Likewise, so-called six-party talks on curbing North Korea's nuclear weapons are headed nowhere. The talks are supposed to include Russia, Japan, South Korea, the US, and China. But sixth participant North Korea is boycotting the discussions, so none have been held this year. "I see no prospect that the North Korea nuclear (talks are) even on a track toward resolution," Lampton says.
Washington and Beijing have an interest in seeing them at least limp along. That way, neither side will blame the other for their failure. While the dim prospect of negotiations flickers, it smooths over sharp differences between the two countries' interests. China wants stability on the Korean pennisula, while the US would like regime change. "The US is more willing to squeeze North Korea than China is," Lieberthal says. So China might block economic sanctions against Pyongyang that Washington wants. That could transform the nuclear issue "from being a major bridge between the U.S. and China to being a source of a fair amount of friction," Lieberthal notes. If the North conducts a nuclear test, however, China might line up with the US in a solid phalanx. While Bush and Hu have many shared interests that are critical to global economic and diplomatic stability, they're also meeting because they have built up a constructive relationship that goes far beyond the bonds formed after 9/11. Both leaders appear to be intrigued by the potential upside of the relationship -- if they don't focus solely on the frictions. "That helps keep the relationship on an even keel," Lieberthal says.

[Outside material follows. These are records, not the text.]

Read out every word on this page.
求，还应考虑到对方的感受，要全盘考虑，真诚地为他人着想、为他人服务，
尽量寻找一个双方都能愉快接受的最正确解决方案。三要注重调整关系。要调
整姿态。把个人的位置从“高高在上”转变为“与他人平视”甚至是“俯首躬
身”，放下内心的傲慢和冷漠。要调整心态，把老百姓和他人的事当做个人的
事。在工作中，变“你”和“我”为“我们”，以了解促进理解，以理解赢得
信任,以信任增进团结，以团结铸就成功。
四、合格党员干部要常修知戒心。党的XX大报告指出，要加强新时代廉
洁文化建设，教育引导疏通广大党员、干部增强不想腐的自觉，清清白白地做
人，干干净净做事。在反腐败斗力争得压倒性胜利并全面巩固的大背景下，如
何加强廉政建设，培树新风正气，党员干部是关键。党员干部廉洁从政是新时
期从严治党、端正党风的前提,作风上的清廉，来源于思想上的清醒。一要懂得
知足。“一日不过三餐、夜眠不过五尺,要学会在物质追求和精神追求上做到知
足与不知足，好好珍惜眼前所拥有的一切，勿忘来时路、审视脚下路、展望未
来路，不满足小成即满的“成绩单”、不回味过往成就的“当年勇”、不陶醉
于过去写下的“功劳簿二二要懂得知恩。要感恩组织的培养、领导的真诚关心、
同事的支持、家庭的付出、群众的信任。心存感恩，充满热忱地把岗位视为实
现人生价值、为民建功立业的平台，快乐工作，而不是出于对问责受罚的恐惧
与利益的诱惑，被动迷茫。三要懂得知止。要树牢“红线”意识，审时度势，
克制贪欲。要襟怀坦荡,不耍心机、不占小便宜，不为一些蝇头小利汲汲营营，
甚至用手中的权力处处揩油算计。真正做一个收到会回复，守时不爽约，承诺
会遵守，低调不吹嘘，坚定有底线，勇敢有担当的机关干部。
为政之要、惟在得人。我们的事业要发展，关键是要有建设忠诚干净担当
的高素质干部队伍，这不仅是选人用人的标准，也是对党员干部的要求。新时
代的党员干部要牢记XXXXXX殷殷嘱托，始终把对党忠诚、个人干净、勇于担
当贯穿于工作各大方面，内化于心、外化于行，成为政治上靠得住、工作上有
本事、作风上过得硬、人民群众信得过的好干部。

The summits may contribute to that. Such meetings often are disparaged as pageantry with little substance. But the US-Chinese gabfests may serve a great purpose even if they produce few concrete initiatives. They could provide a rare opportunity for an existing power to help manage the entry onto the world stage of a rising power -- a transition that has historically been poorly handled almost every time. A positive result is more likely if Washington and Beijing can continue to tap the potential upside of their relationship. But if it shrinks in the coming months and years, it will be harder and harder to paper over growing sources of friction, said the Business Week Online report.